Ukraine-Konflikt: Gefangenenaustausch erwartet
28. Dezember 2019Es sei die schwierigste Aufgabe des Jahres, sagte Wolodymyr Selenskyj in Kiew. "Es muss morgen einen Austausch geben. Wir warten darauf", so der ukrainische Präsident. Zuvor hatte Daria Morosova, eine Vertreterin der selbsternannten Republik Donezk, erklärt, die Rebellen und die Regierung in Kiew hätten sich auf einen umfangreichen Austausch von Gefangenen geeinigt, der an diesem Sonntag stattfinden soll. Die Separatisten sollen demnach 55 Gefangene freigeben und im Gegenzug 87 Gefangene übergeben bekommen.
Austausch an der Front
Laut russischen Medienberichten soll der Austausch nahe der Frontlinie stattfinden, die entlang der von den Separatisten kontrollierten Gebiete Donezk und Luhansk verläuft. Der Beauftragte der Organisation für Sicherheit und Zusammenarbeit (OSZE), Martin Sajdik, bestätigte die Vorbereitungen für einen Gefangenenaustausch. Es habe offenbar noch Diskussionen darüber gegeben, welche Gefangenen im Einzelnen frei kommen sollten.
In Charkiw im Nordosten der Ukraine entließ ein Gericht jetzt drei Männer, die wegen der Vorbereitung eines Anschlags im Februar 2015 zu lebenslangen Haftstrafen verurteilt worden waren. Staatsanwalt Wladimir Lymar sagte, die drei Entlassenen sollten Teil des Gefangenenaustauschs sein. Bereits Anfang der Woche hatten ukrainische Medien gemeldet, dass in Odessa elf Personen freigelassen wurden, die des Terrorismus beschuldigt werden - ebenfalls, um den Austausch vorzubereiten.

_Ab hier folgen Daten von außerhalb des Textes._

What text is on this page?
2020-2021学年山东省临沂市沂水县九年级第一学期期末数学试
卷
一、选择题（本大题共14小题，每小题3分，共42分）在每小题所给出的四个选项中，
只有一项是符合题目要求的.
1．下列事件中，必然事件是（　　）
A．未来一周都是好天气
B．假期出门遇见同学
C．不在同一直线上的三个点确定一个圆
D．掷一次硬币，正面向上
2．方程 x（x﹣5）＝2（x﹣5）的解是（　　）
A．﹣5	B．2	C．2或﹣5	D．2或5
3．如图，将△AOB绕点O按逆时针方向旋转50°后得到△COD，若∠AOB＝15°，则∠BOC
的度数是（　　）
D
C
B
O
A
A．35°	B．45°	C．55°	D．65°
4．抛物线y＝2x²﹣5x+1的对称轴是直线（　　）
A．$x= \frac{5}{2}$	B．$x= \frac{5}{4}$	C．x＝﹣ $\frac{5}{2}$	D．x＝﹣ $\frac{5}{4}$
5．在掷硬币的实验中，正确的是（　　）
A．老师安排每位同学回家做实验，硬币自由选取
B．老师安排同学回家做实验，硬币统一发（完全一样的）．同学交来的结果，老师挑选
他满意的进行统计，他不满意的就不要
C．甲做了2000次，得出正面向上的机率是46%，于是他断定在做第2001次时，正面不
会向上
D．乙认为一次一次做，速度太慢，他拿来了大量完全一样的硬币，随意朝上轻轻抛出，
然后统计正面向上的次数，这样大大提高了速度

Einen ersten großen Gefangenenaustausch in dem seit 2014 währenden Ukraine-Konflikt hatte es Anfang September gegeben. Damals tauschten die Ukraine und Russland jeweils 35 Gefangene aus. Im November gab Russland der Ukraine dann drei Marineschiffe zurück, die die russische Küstenwache ein Jahr zuvor in der Straße von Kertsch beschlagnahmt hatte.
Ins Stocken geratene Gespräche
Der vereinbarte Gefangenenaustausch ist eines der wichtigsten Ergebnisse des Ukraine-Gipfels vor gut drei Wochen in Paris. Dabei kamen der russische Präsident Wladimir Putin und sein ukrainischer Kollege Selenskyj erstmals persönlich zusammen. Das Treffen war unter Vermittlung von Frankreich und Deutschland zustande gekommen. Die Gespräche über einen Gefangenenaustausch waren zuletzt ins Stocken geraten.
In dem Konflikt zwischen ukrainischen Truppen und den prorussischen Rebellen wurden in den vergangenen fünf Jahren etwa 13.000 Menschen getötet. Die Regierung in Kiew und der Westen werfen Russland vor, die Separatisten finanziell und durch Waffenlieferungen zu unterstützen. Die Führung in Moskau weist dies zurück.
In vier Monaten soll ein weiteres Gipfeltreffen zwischen Selenskyj und Putin stattfinden - wieder im so genannten Normandie-Format gemeinsam mit Frankreichs Präsident Emmanuel Macron und Deutschlands Kanzlerin Angela Merkel.